Oklahoma State announced Thursday in a statement it is partnering with StadiumDrop starting in 2020 “to bring in-seat delivery, contactless payment and pick up options to Boone Pickens Stadium, Gallagher-Iba Arena and O’Brate Stadium.”

Ignore the pandemic buzzwords for a second.

“There is a lot to like about StadiumDrop, but what stands out is that it creates additional distancing opportunities with in-seat delivery service and the ability to create a rapid pick-up option at concession stands. [...]” OSU deputy athletic director Chad Weiberg said.

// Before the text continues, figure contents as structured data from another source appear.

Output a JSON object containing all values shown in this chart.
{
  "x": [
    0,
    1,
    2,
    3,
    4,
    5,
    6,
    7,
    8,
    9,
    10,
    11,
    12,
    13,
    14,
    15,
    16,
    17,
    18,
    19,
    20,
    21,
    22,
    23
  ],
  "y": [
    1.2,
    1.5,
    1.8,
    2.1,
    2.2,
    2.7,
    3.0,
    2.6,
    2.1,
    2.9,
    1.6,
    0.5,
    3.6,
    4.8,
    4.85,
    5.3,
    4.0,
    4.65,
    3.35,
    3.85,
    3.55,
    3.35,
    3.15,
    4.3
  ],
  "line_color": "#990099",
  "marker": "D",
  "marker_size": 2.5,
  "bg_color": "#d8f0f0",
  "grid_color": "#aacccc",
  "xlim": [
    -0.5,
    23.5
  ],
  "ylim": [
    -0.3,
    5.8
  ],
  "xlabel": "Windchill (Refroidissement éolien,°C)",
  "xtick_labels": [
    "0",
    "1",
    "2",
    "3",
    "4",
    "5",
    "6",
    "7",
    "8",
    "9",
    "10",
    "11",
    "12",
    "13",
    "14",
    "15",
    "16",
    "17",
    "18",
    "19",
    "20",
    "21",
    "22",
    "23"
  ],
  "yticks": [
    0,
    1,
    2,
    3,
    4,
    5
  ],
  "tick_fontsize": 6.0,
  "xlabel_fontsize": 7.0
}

I said ignore the pandemic buzzwords!

This is what the real future (of the gameday experience) looks like: additional burdens on underpaid service workers that offers little tangible benefit (to actually attending a game in person). It's Door Dash for people at sporting events, and if you want you can watch a demonstration of this on StadiumDrop's Facebook page, but note that this was done with approximately five people around and not, like, tens of thousands.

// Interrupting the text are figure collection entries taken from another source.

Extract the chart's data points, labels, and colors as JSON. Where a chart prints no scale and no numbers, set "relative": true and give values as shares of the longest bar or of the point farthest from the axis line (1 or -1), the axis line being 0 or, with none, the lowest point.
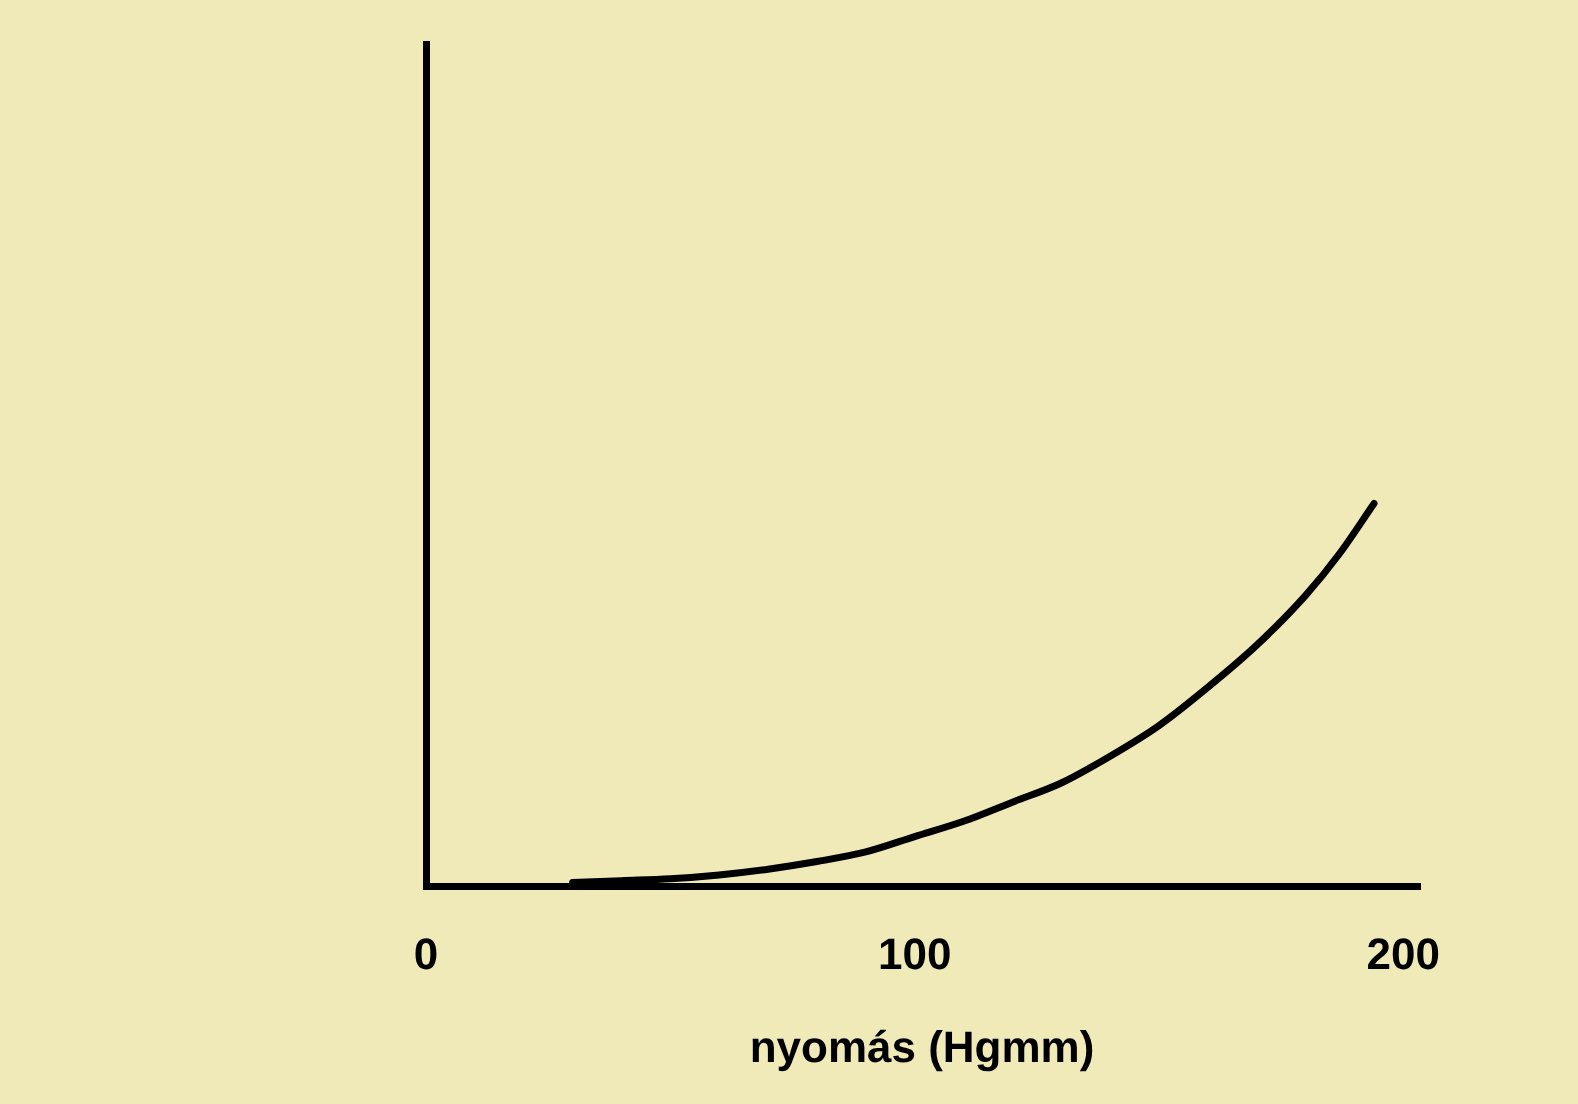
{
  "chart_data": {
    "type": "line",
    "relative": true,
    "xlabel": "nyomás (Hgmm)",
    "xlim": [
      0,
      203
    ],
    "xticks": [
      0,
      100,
      200
    ],
    "tick_labels": "x",
    "grid": false,
    "legend": false,
    "marker": "none",
    "line_style": "solid",
    "series": [
      {
        "color": "#000000",
        "x": [
          30,
          40,
          50,
          60,
          70,
          80,
          90,
          100,
          110,
          120,
          130,
          140,
          150,
          160,
          170,
          180,
          187,
          194
        ],
        "values": [
          0.01,
          0.015,
          0.02,
          0.03,
          0.045,
          0.065,
          0.09,
          0.13,
          0.17,
          0.22,
          0.27,
          0.34,
          0.42,
          0.52,
          0.63,
          0.76,
          0.87,
          1
        ]
      }
    ]
  }
}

And anyway, the metagame of planning out your expeditions from your seat is half of the fun of seeing any event live. My personal move is to wait until there's juuuust about five minutes left at halftime for bathroom breaks, because people have poor time management skills but are also usually prescient enough to know that, meaning that everyone makes a dash back to their seats around then. Which is when I swoop in and have a nice empty bathroom to use. Yes, it's torn to shit. It's not a perfect plan.

Damn! If only I had ignored my gut, looked up what a "hat trick" is, then applied that knowledge to my current situation, and used an app to have a guy being paid cat food "plus tips" to awkwardly hand me food across the fifteen people sitting in between me and him, and everyone watches as I stuff my face full of food.

Yeah, like that.

Wait, we already have this? People who bring you food to your seat? Huh.

The larger point here is that when things finally, mercifully get back to something resembling "normal," nothing will actually be that; there will be a whole cavalcade lined up to bring whatever goofy-ass idea they can to clutter the fan experience with as many apps and paradigm shifts as humanly possible to create an unending assault on your senses and sanity.

That's... okay, I guess, as long as you have the option to opt out of whatever venture capitalist-backed tech bro idea that's being endorsed by the local oil baron of your choice.

But you may not have that option! And as leagues and teams become increasingly desperate to get people back in the stands, it's also going to become increasingly likely that you'll see the likes of

  • Drones air-dropping sodas in the laps of unsuspecting patrons
  • A giant foam hand you're required to wear which broadcasts a Tim Horton's ad for all to hear unless you wave it around at ten-second intervals
  • A tracking device that alerts a concierge when you've left your seat and they're required to clean it before you get back or else a series of shocks will be delivered to their collar
  • A mist machine, but rubbing alcohol instead of water
  • Paid shade, at 35 bucks per half

We have to be smart about what the sporting experience is going to look like in the future, because the next few years will be both a time of great vulnerability and opportunity. It's incredibly important that as fans, we don't allow our eagerness to get back into stadiums to override the importance of a reasonable experience that isn't facilitated by overworked and underpaid staff. We, and they, deserve to be able to cheer on Ohio State football at our own pace, but that means comfortable, not crazy.